Not only does Min require fewer error injections for most of our workloads, each individual injection runs faster compared to Ref. Figure 5 shows the average runtime per injection for Ref and Min for different outcome types (Masked, Detected, and OC). Each bar is divided into the application runtime during the ROI (which begins after an application's initialization phase) and the simulation overhead (Section 4.7).

Min injections run 2.1X faster on average<sup>3</sup> than Ref for all outcome types for two primary reasons. First, the application runtime itself is faster (2.3X on average across outcome types) due to the smaller input. Second, for some applications, the I/O and other simulation environment overhead is significantly reduced for Min (1.8X on average). This is most notable for LU and FFT, where a large output matrix is generated for Ref but not for Min. The output matrix needs to be extracted for comparison and error classification (Figure 1). Min's smaller output matrices allow for faster post-processing,



**Figure 6.** Min,  $Min_{EIP}$ , and  $Ref_{EIP}$  speedup relative to Ref.



**Figure 7.** Min and Ref accuracy. The Y-axis represents all SDC-PCs found by Min or Ref in an application.

further speeding up the resiliency analysis relative to Ref for these applications.

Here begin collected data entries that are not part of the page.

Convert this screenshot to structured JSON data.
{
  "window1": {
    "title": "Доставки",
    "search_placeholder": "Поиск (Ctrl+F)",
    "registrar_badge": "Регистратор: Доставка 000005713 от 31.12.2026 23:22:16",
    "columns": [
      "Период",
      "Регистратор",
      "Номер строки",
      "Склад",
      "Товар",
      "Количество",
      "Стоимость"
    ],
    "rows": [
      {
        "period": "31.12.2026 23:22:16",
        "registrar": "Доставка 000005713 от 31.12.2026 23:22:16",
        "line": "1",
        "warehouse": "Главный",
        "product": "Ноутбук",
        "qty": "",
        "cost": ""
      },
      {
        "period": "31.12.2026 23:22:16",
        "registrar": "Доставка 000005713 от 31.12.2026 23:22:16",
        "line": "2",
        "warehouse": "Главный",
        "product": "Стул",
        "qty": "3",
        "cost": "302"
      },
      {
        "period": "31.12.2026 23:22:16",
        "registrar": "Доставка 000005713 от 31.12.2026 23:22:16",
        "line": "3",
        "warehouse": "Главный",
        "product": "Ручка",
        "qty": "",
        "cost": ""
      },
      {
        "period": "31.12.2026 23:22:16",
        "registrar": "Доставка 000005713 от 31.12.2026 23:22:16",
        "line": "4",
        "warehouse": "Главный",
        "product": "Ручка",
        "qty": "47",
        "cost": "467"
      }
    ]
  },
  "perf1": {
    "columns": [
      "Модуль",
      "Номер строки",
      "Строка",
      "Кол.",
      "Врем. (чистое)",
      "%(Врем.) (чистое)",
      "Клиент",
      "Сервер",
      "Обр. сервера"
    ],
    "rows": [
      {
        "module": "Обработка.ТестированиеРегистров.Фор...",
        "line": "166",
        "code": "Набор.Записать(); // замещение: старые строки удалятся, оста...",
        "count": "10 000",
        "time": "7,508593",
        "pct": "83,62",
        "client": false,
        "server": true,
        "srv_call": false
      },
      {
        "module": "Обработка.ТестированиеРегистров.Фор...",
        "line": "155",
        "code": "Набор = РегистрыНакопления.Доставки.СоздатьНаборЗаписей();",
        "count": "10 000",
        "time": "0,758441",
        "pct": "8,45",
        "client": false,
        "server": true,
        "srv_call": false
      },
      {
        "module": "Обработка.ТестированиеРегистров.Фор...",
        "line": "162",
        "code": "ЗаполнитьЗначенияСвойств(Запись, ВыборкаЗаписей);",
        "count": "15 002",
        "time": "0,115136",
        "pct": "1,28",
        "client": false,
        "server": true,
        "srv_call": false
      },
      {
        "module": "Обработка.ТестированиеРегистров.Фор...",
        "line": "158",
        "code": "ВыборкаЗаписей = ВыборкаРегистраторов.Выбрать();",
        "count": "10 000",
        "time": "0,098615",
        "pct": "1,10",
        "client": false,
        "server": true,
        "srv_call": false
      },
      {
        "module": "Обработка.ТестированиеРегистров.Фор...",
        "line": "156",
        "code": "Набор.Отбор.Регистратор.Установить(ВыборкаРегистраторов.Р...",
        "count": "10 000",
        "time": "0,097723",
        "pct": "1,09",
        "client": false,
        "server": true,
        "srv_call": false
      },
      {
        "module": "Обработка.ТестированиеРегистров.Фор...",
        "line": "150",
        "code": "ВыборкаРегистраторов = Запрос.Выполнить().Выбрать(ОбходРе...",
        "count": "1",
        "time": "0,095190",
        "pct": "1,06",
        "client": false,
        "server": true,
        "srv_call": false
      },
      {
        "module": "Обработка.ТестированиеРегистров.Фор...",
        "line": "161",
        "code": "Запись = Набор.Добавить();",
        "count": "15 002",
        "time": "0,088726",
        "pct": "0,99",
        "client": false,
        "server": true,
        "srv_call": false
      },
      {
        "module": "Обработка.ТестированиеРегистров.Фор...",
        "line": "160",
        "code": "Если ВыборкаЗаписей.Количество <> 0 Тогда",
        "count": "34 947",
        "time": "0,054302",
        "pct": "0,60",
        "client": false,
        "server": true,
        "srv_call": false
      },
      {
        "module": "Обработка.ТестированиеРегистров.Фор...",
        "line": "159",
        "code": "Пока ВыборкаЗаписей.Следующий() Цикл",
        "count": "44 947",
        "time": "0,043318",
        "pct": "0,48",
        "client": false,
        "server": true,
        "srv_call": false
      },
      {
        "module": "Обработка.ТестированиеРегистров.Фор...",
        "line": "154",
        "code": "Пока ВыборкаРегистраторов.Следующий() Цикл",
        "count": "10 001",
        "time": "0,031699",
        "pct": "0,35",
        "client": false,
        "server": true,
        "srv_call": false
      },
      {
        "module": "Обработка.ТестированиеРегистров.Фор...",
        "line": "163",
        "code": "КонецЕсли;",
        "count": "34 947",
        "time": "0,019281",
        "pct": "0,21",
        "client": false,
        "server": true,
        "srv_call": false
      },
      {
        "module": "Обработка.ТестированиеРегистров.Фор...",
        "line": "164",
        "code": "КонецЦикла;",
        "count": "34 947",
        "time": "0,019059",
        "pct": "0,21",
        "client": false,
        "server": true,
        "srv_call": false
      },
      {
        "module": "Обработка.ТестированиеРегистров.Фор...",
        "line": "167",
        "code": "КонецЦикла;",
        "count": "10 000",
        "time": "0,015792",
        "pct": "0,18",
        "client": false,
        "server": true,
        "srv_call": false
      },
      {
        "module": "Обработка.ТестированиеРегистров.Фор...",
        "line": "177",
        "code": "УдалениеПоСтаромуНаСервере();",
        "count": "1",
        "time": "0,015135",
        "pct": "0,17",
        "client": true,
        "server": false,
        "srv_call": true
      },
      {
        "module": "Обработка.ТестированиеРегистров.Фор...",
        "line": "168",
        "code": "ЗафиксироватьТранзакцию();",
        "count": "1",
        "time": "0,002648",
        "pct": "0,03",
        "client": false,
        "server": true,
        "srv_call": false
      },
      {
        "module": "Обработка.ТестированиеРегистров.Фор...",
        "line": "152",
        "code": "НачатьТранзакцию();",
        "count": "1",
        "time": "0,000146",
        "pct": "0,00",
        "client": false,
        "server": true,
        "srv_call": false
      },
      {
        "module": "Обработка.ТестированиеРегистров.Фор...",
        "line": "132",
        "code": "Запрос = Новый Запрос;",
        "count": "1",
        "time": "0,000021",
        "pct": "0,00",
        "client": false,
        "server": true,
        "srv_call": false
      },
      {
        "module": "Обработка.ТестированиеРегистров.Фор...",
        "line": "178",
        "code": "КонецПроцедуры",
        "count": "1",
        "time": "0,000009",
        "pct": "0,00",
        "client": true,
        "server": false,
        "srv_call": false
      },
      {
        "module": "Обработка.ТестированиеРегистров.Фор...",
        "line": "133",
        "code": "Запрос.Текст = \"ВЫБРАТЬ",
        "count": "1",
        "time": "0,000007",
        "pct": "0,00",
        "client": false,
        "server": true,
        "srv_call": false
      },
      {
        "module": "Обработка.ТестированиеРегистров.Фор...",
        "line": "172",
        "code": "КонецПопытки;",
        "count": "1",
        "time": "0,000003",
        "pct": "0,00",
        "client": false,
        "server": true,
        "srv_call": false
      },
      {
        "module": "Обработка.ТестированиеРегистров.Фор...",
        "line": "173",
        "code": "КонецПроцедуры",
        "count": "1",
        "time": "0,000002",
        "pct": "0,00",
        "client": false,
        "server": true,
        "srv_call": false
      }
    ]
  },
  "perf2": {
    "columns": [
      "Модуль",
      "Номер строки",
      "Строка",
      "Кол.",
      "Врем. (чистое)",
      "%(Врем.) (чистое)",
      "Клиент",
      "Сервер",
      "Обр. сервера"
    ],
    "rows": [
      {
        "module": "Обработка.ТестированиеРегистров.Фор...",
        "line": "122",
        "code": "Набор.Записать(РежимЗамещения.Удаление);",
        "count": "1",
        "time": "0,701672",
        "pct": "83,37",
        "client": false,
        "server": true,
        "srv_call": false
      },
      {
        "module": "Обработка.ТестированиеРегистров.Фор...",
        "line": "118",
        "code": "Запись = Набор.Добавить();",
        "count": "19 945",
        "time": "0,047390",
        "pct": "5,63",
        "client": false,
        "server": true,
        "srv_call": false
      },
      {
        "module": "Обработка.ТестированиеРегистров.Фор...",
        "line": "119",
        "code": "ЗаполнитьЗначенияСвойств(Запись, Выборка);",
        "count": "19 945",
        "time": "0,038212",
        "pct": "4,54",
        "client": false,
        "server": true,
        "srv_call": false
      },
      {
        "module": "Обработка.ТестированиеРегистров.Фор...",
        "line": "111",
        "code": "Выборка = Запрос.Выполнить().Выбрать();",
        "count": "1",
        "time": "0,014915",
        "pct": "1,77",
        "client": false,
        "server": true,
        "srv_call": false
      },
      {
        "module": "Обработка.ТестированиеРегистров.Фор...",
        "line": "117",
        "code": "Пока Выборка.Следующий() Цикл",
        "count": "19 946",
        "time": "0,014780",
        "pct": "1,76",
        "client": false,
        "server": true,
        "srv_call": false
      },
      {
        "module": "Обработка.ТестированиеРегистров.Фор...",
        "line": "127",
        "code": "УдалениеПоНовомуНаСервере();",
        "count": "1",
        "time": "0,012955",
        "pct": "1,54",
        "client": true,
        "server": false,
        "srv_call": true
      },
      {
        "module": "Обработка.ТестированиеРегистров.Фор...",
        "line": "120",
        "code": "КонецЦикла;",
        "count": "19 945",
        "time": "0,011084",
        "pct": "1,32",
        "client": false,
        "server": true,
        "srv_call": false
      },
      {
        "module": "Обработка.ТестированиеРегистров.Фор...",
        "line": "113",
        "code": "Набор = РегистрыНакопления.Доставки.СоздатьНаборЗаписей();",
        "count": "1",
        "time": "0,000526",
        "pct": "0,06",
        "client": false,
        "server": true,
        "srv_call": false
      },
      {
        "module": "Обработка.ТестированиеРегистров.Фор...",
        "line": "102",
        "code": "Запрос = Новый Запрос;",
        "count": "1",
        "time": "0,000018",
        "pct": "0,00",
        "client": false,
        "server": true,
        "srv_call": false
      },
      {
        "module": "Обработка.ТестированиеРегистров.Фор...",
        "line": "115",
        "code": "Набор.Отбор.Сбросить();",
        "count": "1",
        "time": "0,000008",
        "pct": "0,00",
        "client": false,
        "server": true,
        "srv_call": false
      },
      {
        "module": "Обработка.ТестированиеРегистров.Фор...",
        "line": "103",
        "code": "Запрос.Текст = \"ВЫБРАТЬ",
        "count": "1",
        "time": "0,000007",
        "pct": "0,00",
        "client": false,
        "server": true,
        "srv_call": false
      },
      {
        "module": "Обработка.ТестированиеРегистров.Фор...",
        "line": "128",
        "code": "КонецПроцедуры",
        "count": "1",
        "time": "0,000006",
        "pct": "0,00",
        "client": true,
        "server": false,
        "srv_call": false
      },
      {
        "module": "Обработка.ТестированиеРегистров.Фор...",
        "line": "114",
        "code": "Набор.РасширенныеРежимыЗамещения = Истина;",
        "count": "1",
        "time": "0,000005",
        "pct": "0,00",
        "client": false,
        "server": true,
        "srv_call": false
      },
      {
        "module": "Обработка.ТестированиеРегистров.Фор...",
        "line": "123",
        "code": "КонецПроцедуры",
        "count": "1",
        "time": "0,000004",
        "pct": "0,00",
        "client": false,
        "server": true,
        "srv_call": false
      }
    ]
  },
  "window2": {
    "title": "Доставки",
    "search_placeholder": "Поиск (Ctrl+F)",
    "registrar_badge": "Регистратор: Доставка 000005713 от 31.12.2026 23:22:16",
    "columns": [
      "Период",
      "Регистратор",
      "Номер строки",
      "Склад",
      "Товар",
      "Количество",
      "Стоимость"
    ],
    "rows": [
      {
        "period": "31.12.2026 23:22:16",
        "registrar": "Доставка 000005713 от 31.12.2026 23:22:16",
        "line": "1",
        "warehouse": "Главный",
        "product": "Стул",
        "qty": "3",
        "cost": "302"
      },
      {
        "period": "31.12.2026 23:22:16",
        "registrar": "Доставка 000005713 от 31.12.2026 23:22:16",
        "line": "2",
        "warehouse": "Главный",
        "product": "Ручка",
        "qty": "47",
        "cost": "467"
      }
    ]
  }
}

Figure 6 shows the total speedup obtained for Min (and the Minotaur optimizations discussed in the next sections). The first bar for each application shows the speedup from using a Min input relative to Ref. Overall, the combination of having fewer error sites and faster runtime per injection results in a 4.1X speedup for Min over Ref on average (up to 15.5X for FFT), with nearly all applications showing speedup. Even for the applications that do not show much speedup (Streamcluster and Sobel), the Min inputs are more accurate than Ref inputs (they identify more SDC-PCs) and benefit from error-injection prioritization, as discussed in the next sections.

# 5.1.3 Minimization Accuracy

Figure 7 shows the accuracy of Ref and Min for each application. The Y-axis corresponds to the union of SDC-PCs found by Ref or Min, distributed into the five accuracy categories (Section 4.4). The results show that a majority of SDC-PCs are categorized in the same way by both Ref and Min (60% on average are *Common*). Further, a large number of PCs fall

<sup>&</sup>lt;sup>3</sup>All averages in this paper refer to the arithmetic mean.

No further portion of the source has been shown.